The project grew further and further and after two years version 2 was born. This was completely distinct from the predecessor IPCop except of the idea, the web user interface and the installer. But really new was the basis IPFire was now working on: Linux kernel version 2.6 and the completely updated userland were compiled with GCC 4 – that still rings a bell by those who had to deal with that then. A milestone in the eyes of the developers who finally built a packet management system that is responsible for the installation of additional features but most importantly handles updates as well.
Since 44 months and 50 core updates, IPFire is working better than on the first day. The developers keep working on little updates that improve the base system and addons, but also bring major updates on the way. That is why the system runs very great on recent hardware and keeps up with new technology. A very special attention is paid to safety-critical problems. Many security issues of third party packages have been patched, tested and delivered only within a couple of hours.
You cannot find these things in some other free projects: Today, it is also the great third anniversary of the last update for the well-known firewall distribution IPCop. We often get asked if there is still any active development in the project and if there was not a “version 2.0” in alpha state.

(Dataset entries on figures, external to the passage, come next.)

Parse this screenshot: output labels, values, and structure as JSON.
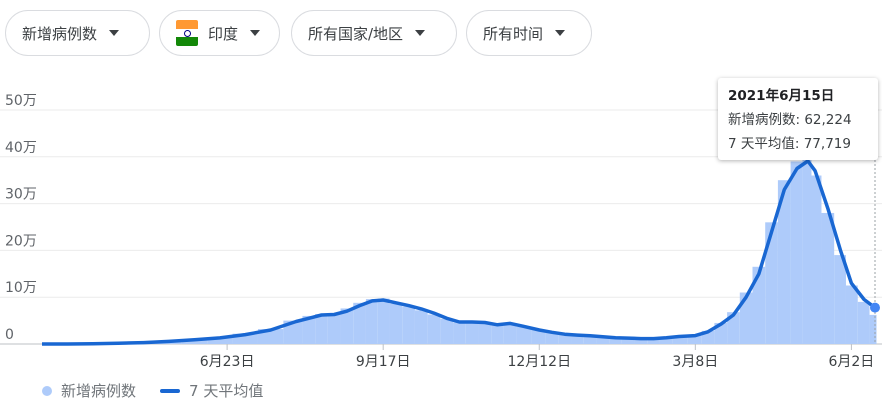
{
  "filters": {
    "metric": "新增病例数",
    "country": "印度",
    "region": "所有国家/地区",
    "time": "所有时间"
  },
  "flag_colors": [
    "#ff9933",
    "#ffffff",
    "#138808"
  ],
  "tooltip": {
    "date": "2021年6月15日",
    "new_cases": "新增病例数: 62,224",
    "avg": "7 天平均值: 77,719"
  },
  "legend": {
    "bars": "新增病例数",
    "line": "7 天平均值"
  },
  "colors": {
    "bars": "#aecbfa",
    "line": "#1967d2",
    "marker": "#4285f4"
  },
  "chart_data": {
    "type": "bar+line",
    "xlim": [
      "2020-03-13",
      "2021-06-15"
    ],
    "ylim": [
      0,
      500000
    ],
    "yticks": [
      {
        "v": 0,
        "label": "0"
      },
      {
        "v": 100000,
        "label": "10万"
      },
      {
        "v": 200000,
        "label": "20万"
      },
      {
        "v": 300000,
        "label": "30万"
      },
      {
        "v": 400000,
        "label": "40万"
      },
      {
        "v": 500000,
        "label": "50万"
      }
    ],
    "xticks": [
      {
        "d": "2020-06-23",
        "label": "6月23日"
      },
      {
        "d": "2020-09-17",
        "label": "9月17日"
      },
      {
        "d": "2020-12-12",
        "label": "12月12日"
      },
      {
        "d": "2021-03-08",
        "label": "3月8日"
      },
      {
        "d": "2021-06-02",
        "label": "6月2日"
      }
    ],
    "grid": true,
    "legend": "bottom-left",
    "dates": [
      "2020-03-13",
      "2020-03-27",
      "2020-04-10",
      "2020-04-24",
      "2020-05-08",
      "2020-05-22",
      "2020-06-05",
      "2020-06-19",
      "2020-07-03",
      "2020-07-17",
      "2020-07-31",
      "2020-08-07",
      "2020-08-14",
      "2020-08-21",
      "2020-08-28",
      "2020-09-04",
      "2020-09-11",
      "2020-09-17",
      "2020-09-24",
      "2020-10-01",
      "2020-10-08",
      "2020-10-15",
      "2020-10-22",
      "2020-10-29",
      "2020-11-05",
      "2020-11-12",
      "2020-11-19",
      "2020-11-26",
      "2020-12-03",
      "2020-12-12",
      "2020-12-19",
      "2020-12-26",
      "2021-01-02",
      "2021-01-09",
      "2021-01-16",
      "2021-01-23",
      "2021-01-30",
      "2021-02-06",
      "2021-02-13",
      "2021-02-20",
      "2021-02-27",
      "2021-03-08",
      "2021-03-15",
      "2021-03-22",
      "2021-03-29",
      "2021-04-05",
      "2021-04-12",
      "2021-04-19",
      "2021-04-26",
      "2021-05-03",
      "2021-05-09",
      "2021-05-13",
      "2021-05-20",
      "2021-05-27",
      "2021-06-02",
      "2021-06-09",
      "2021-06-15"
    ],
    "series": [
      {
        "name": "新增病例数",
        "type": "bar",
        "values": [
          100,
          200,
          900,
          1800,
          3500,
          6000,
          9500,
          14000,
          22000,
          32000,
          50000,
          60000,
          64000,
          66000,
          76000,
          88000,
          96000,
          97000,
          86000,
          80000,
          72000,
          63000,
          54000,
          46000,
          48000,
          45000,
          42000,
          43000,
          37000,
          30000,
          24000,
          20000,
          18000,
          17000,
          15000,
          13000,
          12000,
          11000,
          11500,
          14000,
          16500,
          19000,
          28000,
          45000,
          68000,
          110000,
          165000,
          260000,
          350000,
          390000,
          400000,
          360000,
          280000,
          190000,
          125000,
          90000,
          62224
        ]
      },
      {
        "name": "7 天平均值",
        "type": "line",
        "values": [
          0,
          100,
          700,
          1500,
          3000,
          5500,
          9000,
          13000,
          20000,
          30000,
          48000,
          55000,
          62000,
          63000,
          70000,
          82000,
          92000,
          94000,
          88000,
          82000,
          75000,
          66000,
          55000,
          47000,
          47000,
          46000,
          41000,
          44000,
          38000,
          30000,
          25000,
          21000,
          19000,
          17500,
          15500,
          13500,
          12500,
          11500,
          11500,
          13500,
          16000,
          18000,
          26000,
          42000,
          62000,
          100000,
          150000,
          240000,
          330000,
          375000,
          391000,
          370000,
          290000,
          200000,
          130000,
          95000,
          77719
        ]
      }
    ]
  }
}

Comparing the development of IPFire and IPCop, one can easily see, that IPCop is hardly there where the IPFire project already has been four years ago.
Currently, IPCop is based on the Linux kernel 2.4, which is hardly maintained by the kernel developers, but however there has been no update that has found its way into the IPCop distribution. Libraries and externally maintained addons are not supported by their upstream projects for a long time and most notably, the hardware that IPCop is supposed to run on is not supported by that old codebase anymore. IPFire got rid of these problems a long time ago!
In Core Update 50, which is released today, there are updates to the packages squid (version 3.1.14), Python (version 2.7.2), apache (Version 2.2.19) and smartmontools as well as collectd.
From now on, IPFire is installable and configurable in Polish language and there have been a couple of small issues removed on the web user interface.
At last, I want to say thank you to all the people who helped IPFire on its way to become what it is now. We hope to receive such a great support by the community and all interested people in the future, too. Thank you all.